The second part of the book details some of the technological advances of 2008. Most of the ideas are extrapolations from current technology and research. You get tobacco engineered to produce medicine, cloned organs, telepresence tanks and robots, flying cars, and a handful of weapons which still won't do a thing against a starting character who's serious about his defense. There's also a section on player-created technologies. The author says that Aberrant tries to be realistic about the effects of super-intelligent scientists on the world; no miraculous technologies that solve a problem and never make another appearance in the game world. Instead, the stance taken seems to be that player-characters just can't change the world with science. All the reasons given for slapping down ideas for creating an earth-shaking technology are valid, but it seems to fly in the face of the thing that made me fall in love with Aberrant in the first place: you've got the power of a god, the power to change the world. Unless you're a mega-intellect type, anyway, in which case you merely have the power to do a little more than a mortal scientist. Further hurting this section is the suggestion that mega-intellect novas should be given Taint when they create something new, then have the Taint removed when they can successfully explain their concept to the masses. It sounds like someone decided to import the Paradox rules from Mage. Taint comes from channelling too much Quantum energy through your body, not from doing things that stretch consensual reality. This has no place in Aberrant.

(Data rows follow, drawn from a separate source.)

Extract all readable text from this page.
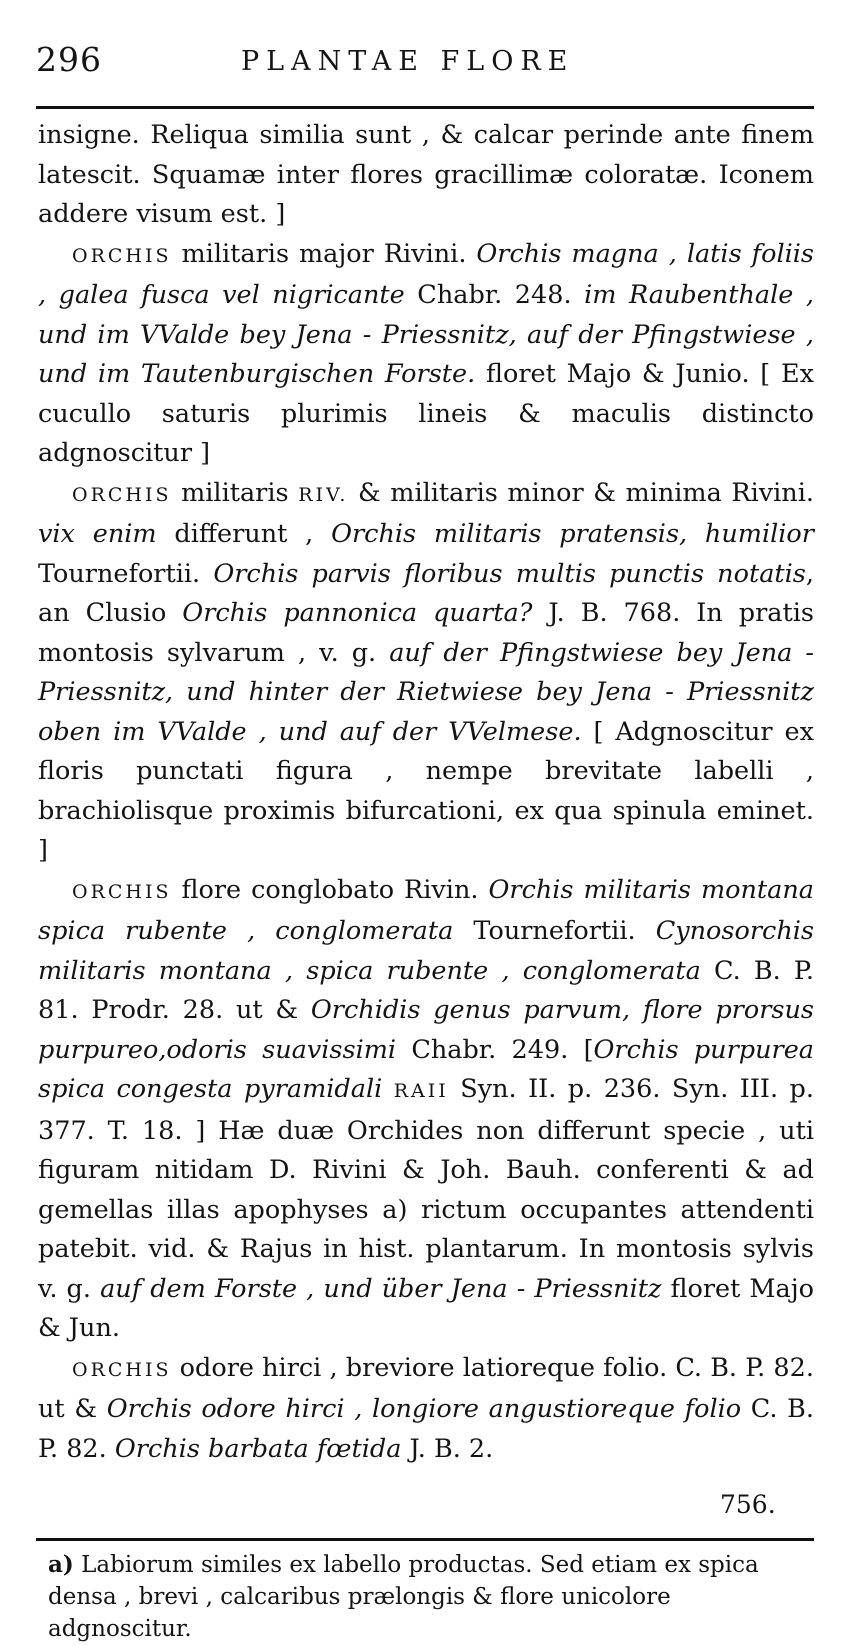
296	PLANTAE FLORE

insigne. Reliqua similia sunt , & calcar perinde ante finem latescit. Squamæ inter flores gracillimæ coloratæ. Iconem addere visum est. ]

ORCHIS militaris major Rivini. Orchis magna , latis foliis , galea fusca vel nigricante Chabr. 248. im Raubenthale , und im VValde bey Jena - Priessnitz, auf der Pfingstwiese , und im Tautenburgischen Forste. floret Majo & Junio. [ Ex cucullo saturis plurimis lineis & maculis distincto adgnoscitur ]

ORCHIS militaris RIV. & militaris minor & minima Rivini. vix enim differunt , Orchis militaris pratensis, humilior Tournefortii. Orchis parvis floribus multis punctis notatis, an Clusio Orchis pannonica quarta? J. B. 768. In pratis montosis sylvarum , v. g. auf der Pfingstwiese bey Jena - Priessnitz, und hinter der Rietwiese bey Jena - Priessnitz oben im VValde , und auf der VVelmese. [ Adgnoscitur ex floris punctati figura , nempe brevitate labelli , brachiolisque proximis bifurcationi, ex qua spinula eminet. ]

ORCHIS flore conglobato Rivin. Orchis militaris montana spica rubente , conglomerata Tournefortii. Cynosorchis militaris montana , spica rubente , conglomerata C. B. P. 81. Prodr. 28. ut & Orchidis genus parvum, flore prorsus purpureo,odoris suavissimi Chabr. 249. [Orchis purpurea spica congesta pyramidali RAII Syn. II. p. 236. Syn. III. p. 377. T. 18. ] Hæ duæ Orchides non differunt specie , uti figuram nitidam D. Rivini & Joh. Bauh. conferenti & ad gemellas illas apophyses a) rictum occupantes attendenti patebit. vid. & Rajus in hist. plantarum. In montosis sylvis v. g. auf dem Forste , und über Jena - Priessnitz floret Majo & Jun.

ORCHIS odore hirci , breviore latioreque folio. C. B. P. 82. ut & Orchis odore hirci , longiore angustioreque folio C. B. P. 82. Orchis barbata fœtida J. B. 2.

756.
a) Labiorum similes ex labello productas. Sed etiam ex spica densa , brevi , calcaribus prælongis & flore unicolore adgnoscitur.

Aberrant: Year One is a good book but not great. The lack of any sort of introduction or explanation is a bit disconcerting, but not a fatal flaw (and I know plenty of people are going to love that there's no discussion of what the book is about). There's no table of contents, no index. The layout is mediocre and some of the artwork fails my most lenient test (could I, with virtually no artistic training, do better in ten minutes?). The error in naming the Russian NPC calls other ethnic names into question (I studied Russian in school, but I don't know enough about other languages to know if the character names are equally silly). The page of rules and suggestions for super-science is nearly useless unless you want to penalize characters for being scientists instead of bricks. Despite all that, there's some really neat stuff in here. When the city descriptions are neat, they're really neat. Some of the new tech is pretty cool, even if characters can't do anything on that scale.

After the Storyteller's Screen and Expose: Aberrants, Aberrant: Year One seems like a disappointment. Rationally, I know it's not. There's still a lot in here I can use, and the stuff that for whatever reason I can't use only takes a few pages out of the whole book. But that's a worse ration of hit to miss than I'm used to seeing in the Aberrant line.